As for 2003, A MIGHTY WIND (and FYC actually) are tricky beasts because neither of them are as good as BEST IN SHOW or GUFFMAN. That said though, I believe them both to be very good comedies and better than many of the comedies out there. Christopher Guest is a genius, but like any artistic brilliance he'll have his ups and downs. I don't know about you, but i'll happily take "downs" as good as A MIGHTY WIND.

As for Clint, I count myself a fan...but can see how he has been overexposed and overhyped this decade. MYSTIC RIVER is actually one of my all time faves, and all I can suggest is that if it's been six years since you gave it a look, perhaps give it another watch.

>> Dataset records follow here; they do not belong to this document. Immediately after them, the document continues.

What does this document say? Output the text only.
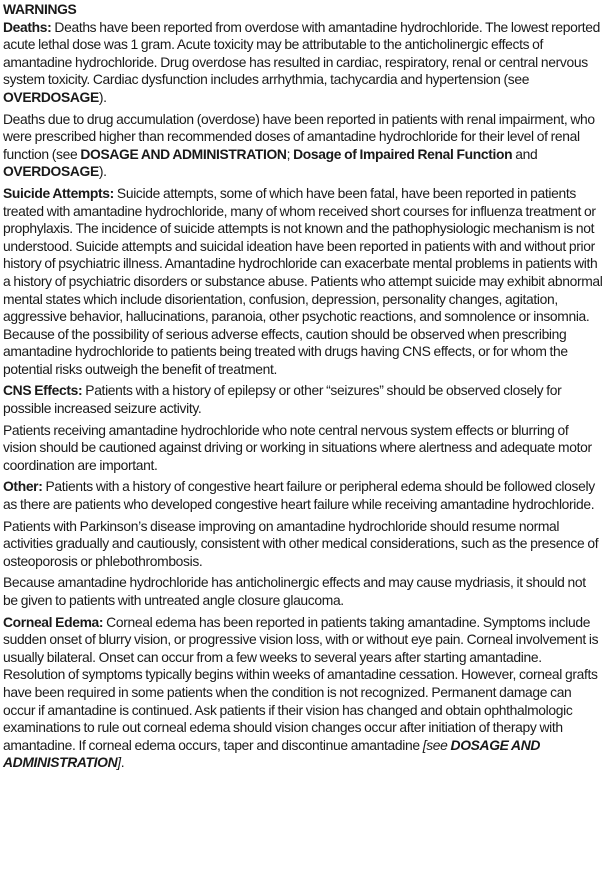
WARNINGS

Deaths: Deaths have been reported from overdose with amantadine hydrochloride. The lowest reported acute lethal dose was 1 gram. Acute toxicity may be attributable to the anticholinergic effects of amantadine hydrochloride. Drug overdose has resulted in cardiac, respiratory, renal or central nervous system toxicity. Cardiac dysfunction includes arrhythmia, tachycardia and hypertension (see OVERDOSAGE).

Deaths due to drug accumulation (overdose) have been reported in patients with renal impairment, who were prescribed higher than recommended doses of amantadine hydrochloride for their level of renal function (see DOSAGE AND ADMINISTRATION; Dosage of Impaired Renal Function and OVERDOSAGE).

Suicide Attempts: Suicide attempts, some of which have been fatal, have been reported in patients treated with amantadine hydrochloride, many of whom received short courses for influenza treatment or prophylaxis. The incidence of suicide attempts is not known and the pathophysiologic mechanism is not understood. Suicide attempts and suicidal ideation have been reported in patients with and without prior history of psychiatric illness. Amantadine hydrochloride can exacerbate mental problems in patients with a history of psychiatric disorders or substance abuse. Patients who attempt suicide may exhibit abnormal mental states which include disorientation, confusion, depression, personality changes, agitation, aggressive behavior, hallucinations, paranoia, other psychotic reactions, and somnolence or insomnia. Because of the possibility of serious adverse effects, caution should be observed when prescribing amantadine hydrochloride to patients being treated with drugs having CNS effects, or for whom the potential risks outweigh the benefit of treatment.

CNS Effects: Patients with a history of epilepsy or other “seizures” should be observed closely for possible increased seizure activity.

Patients receiving amantadine hydrochloride who note central nervous system effects or blurring of vision should be cautioned against driving or working in situations where alertness and adequate motor coordination are important.

Other: Patients with a history of congestive heart failure or peripheral edema should be followed closely as there are patients who developed congestive heart failure while receiving amantadine hydrochloride.

Patients with Parkinson’s disease improving on amantadine hydrochloride should resume normal activities gradually and cautiously, consistent with other medical considerations, such as the presence of osteoporosis or phlebothrombosis.

Because amantadine hydrochloride has anticholinergic effects and may cause mydriasis, it should not be given to patients with untreated angle closure glaucoma.

Corneal Edema: Corneal edema has been reported in patients taking amantadine. Symptoms include sudden onset of blurry vision, or progressive vision loss, with or without eye pain. Corneal involvement is usually bilateral. Onset can occur from a few weeks to several years after starting amantadine. Resolution of symptoms typically begins within weeks of amantadine cessation. However, corneal grafts have been required in some patients when the condition is not recognized. Permanent damage can occur if amantadine is continued. Ask patients if their vision has changed and obtain ophthalmologic examinations to rule out corneal edema should vision changes occur after initiation of therapy with amantadine. If corneal edema occurs, taper and discontinue amantadine [see DOSAGE AND ADMINISTRATION].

At the time I remember being struck by some subtly beautiful photography, and some top notch acting. What I liked most about it though, was how it seems like an MOTW story that begs for a scene of someone dramatically yelling...but aside from one moment, no one in this film ever raises their voice.

It's all preference of course, but what can I worked for me.

Oh, and my 2002 list can be found here:

Black Sheep said...

Mystic River is coming out on BD next month. I don't know if I can do it again. The last time I saw it, I was literally sinking into my seat because I was so uncomfortable with the overall tone of the picture. Eastwood just doesn't see that he is an old straight white guy and that his opinions on difference are not enlightened but rather condescending and over simplified. It happens in all of his recent work, with the exception of Iwo Jima. Have you seen Invictus?!?

I will consider watching Mystic River again but if I want to kill someone afterward, I'm coming for you.